Espletate prova orale e ctu, la sezione stralcio, con sentenza 24 gennaio 2001, affermata la proprietà degli attori di una scala e del sottoscala con servizio igienico, condannava l’ A. a reinstallare una vaschetta con rubinetto, ripristinando la conduttura idrica e riportando al rustico il muro intonacato, respingeva le altre domande.
Proponeva appello A., resistevano con appello incidentale gli originari attori e la Corte di appello di Brescia, con sentenza n. 31/04, confermava la condanna dell’ A. al “facere” di cui ai punti a) e b) del dispositivo ed il rigetto delle altre domande, escludendo solo la pronuncia dichiarativa con effetti di giudicato sulla titolarità degli immobili, in presenza solo di una eccezione e non di una domanda riconvenzionale dell’ A..
Ricorrono P. e T. con due motivi, resiste A., che ha anche presentato memoria.
Diritto
MOTIVI DELLA DECISIONE
Col primo motivo si deducono violazione dell’art. 934 c.c. (applicato erroneamente senza nominarlo) e vizi di motivazione per non avere la sentenza di appello accolto l’appello incidentale volto ad ottenere il ripristino della tettoia abbattuta e sostituita con copertura in “plexigass” sull’erroneo presupposto che il manufatto si appartenesse all’ A..
Col secondo motivo si lamentano violazione dell’art. 1067 c.c. e vizi di motivazione perchè la Corte di appello, applicando erroneamente l’art. 934 c.c., non ha tenuto conto che il proprietario del fondo servente non può compiere opere che tendano a diminuire l’esercizio della servitù.
Le censure sono inammissibili e tendono sostanzialmente ad un riesame del merito non consentito in questa sede, proponendo una diversa lettura delle risultanze processuali ed omettendo di considerare che il giudizio di legittimità non è un terzo grado in cui si possano contestare le opzioni probatorie svolte in precedenza, senza evidenziare illogicità ed irrazionalità della motivazione assunta.

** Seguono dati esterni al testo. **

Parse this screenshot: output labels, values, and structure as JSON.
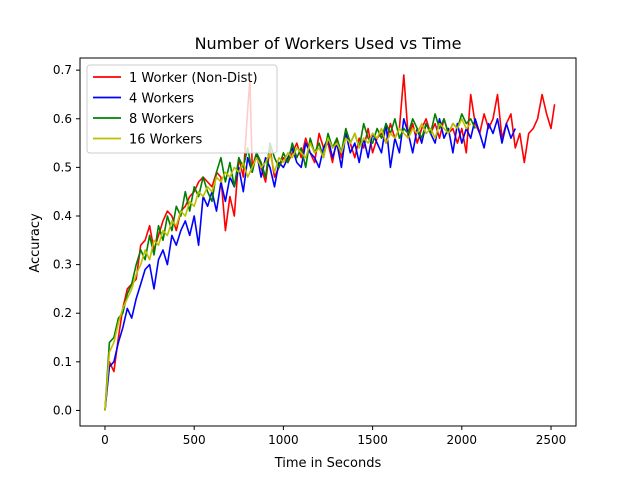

La sentenza impugnata ha evidenziato che la tettoia preesistente, siccome situata tutta entro lo spazio aereo sovrastante la proprietà A., non poteva che essere del medesimo, come del resto affermato dal ctu la cui indicazione “di proprietà dello stesso” non poteva che riferirsi a quest’ultimo, escludendo che la sostituzione della vecchia tettoia in legno e coppi con una in “plexiglas” trasparente abbia tolto luce e vista alle finestre degli attori, che, se mai, dalla modificazione hanno tratto indiscutibile vantaggio.

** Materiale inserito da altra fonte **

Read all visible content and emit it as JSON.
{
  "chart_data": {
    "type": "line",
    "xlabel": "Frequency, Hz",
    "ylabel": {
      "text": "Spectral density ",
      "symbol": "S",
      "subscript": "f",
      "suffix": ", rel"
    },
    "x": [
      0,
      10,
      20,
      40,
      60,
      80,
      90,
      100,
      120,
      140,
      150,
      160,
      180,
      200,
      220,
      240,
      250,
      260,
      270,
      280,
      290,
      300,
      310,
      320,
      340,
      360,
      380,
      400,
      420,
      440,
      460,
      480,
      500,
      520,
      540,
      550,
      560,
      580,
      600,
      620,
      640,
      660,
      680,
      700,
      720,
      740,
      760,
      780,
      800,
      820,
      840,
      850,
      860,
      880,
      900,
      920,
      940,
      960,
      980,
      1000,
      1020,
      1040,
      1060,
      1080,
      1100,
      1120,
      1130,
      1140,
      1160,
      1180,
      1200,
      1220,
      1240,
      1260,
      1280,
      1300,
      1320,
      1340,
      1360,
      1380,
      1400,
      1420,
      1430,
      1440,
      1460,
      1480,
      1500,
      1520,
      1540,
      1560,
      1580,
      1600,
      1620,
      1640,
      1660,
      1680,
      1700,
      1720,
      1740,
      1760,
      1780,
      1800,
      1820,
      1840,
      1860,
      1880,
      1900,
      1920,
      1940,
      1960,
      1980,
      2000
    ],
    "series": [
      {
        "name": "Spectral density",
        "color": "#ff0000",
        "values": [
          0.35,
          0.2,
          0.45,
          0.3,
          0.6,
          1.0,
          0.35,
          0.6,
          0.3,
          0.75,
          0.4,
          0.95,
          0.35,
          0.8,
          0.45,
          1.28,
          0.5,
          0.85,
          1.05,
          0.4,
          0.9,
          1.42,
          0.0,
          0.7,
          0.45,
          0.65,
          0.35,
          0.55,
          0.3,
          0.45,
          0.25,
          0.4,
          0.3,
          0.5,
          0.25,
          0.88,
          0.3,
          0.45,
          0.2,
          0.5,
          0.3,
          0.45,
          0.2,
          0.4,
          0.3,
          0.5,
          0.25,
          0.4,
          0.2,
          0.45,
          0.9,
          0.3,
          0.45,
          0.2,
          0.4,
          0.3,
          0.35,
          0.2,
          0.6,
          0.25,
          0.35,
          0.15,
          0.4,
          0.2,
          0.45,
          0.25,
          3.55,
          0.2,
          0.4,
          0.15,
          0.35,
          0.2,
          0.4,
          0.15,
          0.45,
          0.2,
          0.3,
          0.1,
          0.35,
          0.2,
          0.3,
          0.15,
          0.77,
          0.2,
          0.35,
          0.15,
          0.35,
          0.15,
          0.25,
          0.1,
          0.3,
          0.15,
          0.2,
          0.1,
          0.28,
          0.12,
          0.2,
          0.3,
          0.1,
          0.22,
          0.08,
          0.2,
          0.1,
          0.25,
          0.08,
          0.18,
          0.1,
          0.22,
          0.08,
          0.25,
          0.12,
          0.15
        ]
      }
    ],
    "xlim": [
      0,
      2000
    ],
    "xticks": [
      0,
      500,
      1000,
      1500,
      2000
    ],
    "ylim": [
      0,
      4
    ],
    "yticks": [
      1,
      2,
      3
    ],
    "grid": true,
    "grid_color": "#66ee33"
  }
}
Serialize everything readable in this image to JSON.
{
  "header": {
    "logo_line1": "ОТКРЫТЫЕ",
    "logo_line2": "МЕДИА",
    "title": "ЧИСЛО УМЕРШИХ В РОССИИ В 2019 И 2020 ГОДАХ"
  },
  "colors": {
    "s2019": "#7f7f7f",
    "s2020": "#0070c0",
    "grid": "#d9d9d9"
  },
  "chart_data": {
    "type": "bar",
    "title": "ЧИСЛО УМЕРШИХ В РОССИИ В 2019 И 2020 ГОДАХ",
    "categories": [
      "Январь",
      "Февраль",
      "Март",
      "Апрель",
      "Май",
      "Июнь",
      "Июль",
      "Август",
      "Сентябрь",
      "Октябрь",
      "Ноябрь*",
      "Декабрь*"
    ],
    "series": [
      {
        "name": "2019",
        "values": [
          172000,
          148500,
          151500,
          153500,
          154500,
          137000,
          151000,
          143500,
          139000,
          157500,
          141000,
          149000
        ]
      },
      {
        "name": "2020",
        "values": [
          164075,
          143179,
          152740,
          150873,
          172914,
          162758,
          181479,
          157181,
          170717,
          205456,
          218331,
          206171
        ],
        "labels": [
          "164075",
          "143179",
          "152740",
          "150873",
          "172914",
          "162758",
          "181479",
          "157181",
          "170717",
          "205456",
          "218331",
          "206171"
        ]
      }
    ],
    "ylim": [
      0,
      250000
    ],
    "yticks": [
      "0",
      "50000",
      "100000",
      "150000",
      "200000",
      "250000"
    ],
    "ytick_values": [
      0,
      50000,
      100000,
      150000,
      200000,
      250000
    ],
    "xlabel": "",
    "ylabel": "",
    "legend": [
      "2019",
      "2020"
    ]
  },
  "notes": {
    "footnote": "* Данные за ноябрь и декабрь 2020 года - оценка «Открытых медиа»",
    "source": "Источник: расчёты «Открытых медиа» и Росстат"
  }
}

Di fronte a questa motivazione non ha pregio nè il riferimento all’accessione nè il richiamo all’art. 1067 c.c., che prospettando una questione nuova, non può essere sottoposta al vaglio del giudice di legittimità.

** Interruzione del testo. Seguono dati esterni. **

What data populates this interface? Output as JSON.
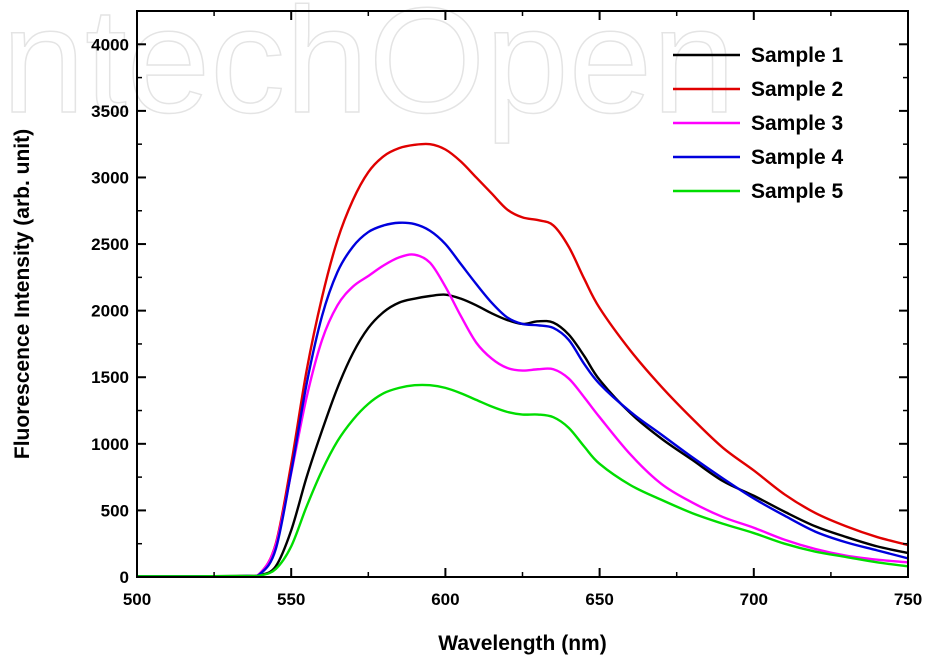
{
  "watermark": {
    "text": "IntechOpen"
  },
  "chart_data": {
    "type": "line",
    "title": "",
    "xlabel": "Wavelength (nm)",
    "ylabel": "Fluorescence Intensity (arb. unit)",
    "xlim": [
      500,
      750
    ],
    "ylim": [
      0,
      4250
    ],
    "xticks": [
      500,
      550,
      600,
      650,
      700,
      750
    ],
    "yticks": [
      0,
      500,
      1000,
      1500,
      2000,
      2500,
      3000,
      3500,
      4000
    ],
    "grid": false,
    "legend": "top-right",
    "x": [
      500,
      520,
      535,
      540,
      545,
      550,
      555,
      560,
      565,
      570,
      575,
      580,
      585,
      590,
      595,
      600,
      605,
      610,
      615,
      620,
      625,
      630,
      635,
      640,
      645,
      650,
      660,
      670,
      680,
      690,
      700,
      710,
      720,
      730,
      740,
      750
    ],
    "series": [
      {
        "name": "Sample 1",
        "color": "#000000",
        "values": [
          5,
          5,
          8,
          15,
          80,
          350,
          750,
          1100,
          1420,
          1680,
          1870,
          1990,
          2060,
          2090,
          2110,
          2120,
          2090,
          2040,
          1980,
          1930,
          1900,
          1920,
          1910,
          1820,
          1660,
          1480,
          1230,
          1040,
          880,
          720,
          610,
          490,
          380,
          300,
          230,
          180
        ]
      },
      {
        "name": "Sample 2",
        "color": "#e00000",
        "values": [
          5,
          5,
          8,
          30,
          250,
          850,
          1550,
          2100,
          2530,
          2830,
          3040,
          3160,
          3220,
          3245,
          3250,
          3210,
          3120,
          3000,
          2880,
          2760,
          2700,
          2680,
          2640,
          2480,
          2240,
          2020,
          1700,
          1430,
          1190,
          970,
          800,
          620,
          480,
          380,
          300,
          240
        ]
      },
      {
        "name": "Sample 3",
        "color": "#ff00ff",
        "values": [
          5,
          5,
          8,
          30,
          240,
          780,
          1350,
          1780,
          2040,
          2180,
          2260,
          2340,
          2400,
          2420,
          2360,
          2180,
          1960,
          1760,
          1640,
          1570,
          1550,
          1560,
          1560,
          1490,
          1350,
          1200,
          920,
          700,
          560,
          450,
          370,
          280,
          210,
          160,
          130,
          110
        ]
      },
      {
        "name": "Sample 4",
        "color": "#0000dd",
        "values": [
          5,
          5,
          8,
          25,
          210,
          790,
          1450,
          1960,
          2290,
          2480,
          2590,
          2640,
          2660,
          2650,
          2600,
          2500,
          2350,
          2200,
          2060,
          1950,
          1900,
          1890,
          1870,
          1780,
          1600,
          1450,
          1240,
          1070,
          900,
          740,
          590,
          460,
          340,
          260,
          200,
          140
        ]
      },
      {
        "name": "Sample 5",
        "color": "#00dd00",
        "values": [
          5,
          5,
          8,
          12,
          60,
          230,
          530,
          800,
          1020,
          1180,
          1300,
          1380,
          1420,
          1440,
          1440,
          1420,
          1380,
          1330,
          1280,
          1240,
          1220,
          1220,
          1200,
          1120,
          980,
          850,
          690,
          580,
          480,
          400,
          330,
          250,
          190,
          150,
          110,
          80
        ]
      }
    ]
  }
}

La sentenza, a pagina tre, riferisce della eccezione dell’ A. circa la sua proprietà della tettoia in legno ed a pagina sei deduce che nessuna delle parti aveva sollecitato accertamento con effetti di giudicato, in capo all’una od all’altra, degli immobili interessati alle opere.
I ricorrenti richiamano giurisprudenza di questa Corte secondo cui l’accessione fa acquistare al proprietario del suolo ciò che vi è edificato per il fatto dell’incorporazione ma la norma non può essere applicata ad elementi esterni ed accessori di una costruzione, come la falda di un tetto o gli sporti ma non dimostrano l’interesse alla censura rispetto alla statuizione circa l’indiscutibile vantaggio ricavato.
In ogni caso, non si svolge rituale doglianza circa l’attività ermeneutica svolta dalla sentenza per attribuire la proprietà dello spazio sovrastante all’ A..
In definitiva i motivi sono inammissibili con la conseguente condanna alle spese.
P.Q.M.
La Corte dichiara inammissibile il ricorso e condanna i ricorrenti alle spese liquidate in Euro 1700,00 di cui Euro 1500,00 per onorari, oltre accessori.
Così deciso in Roma, il 20 gennaio 2010.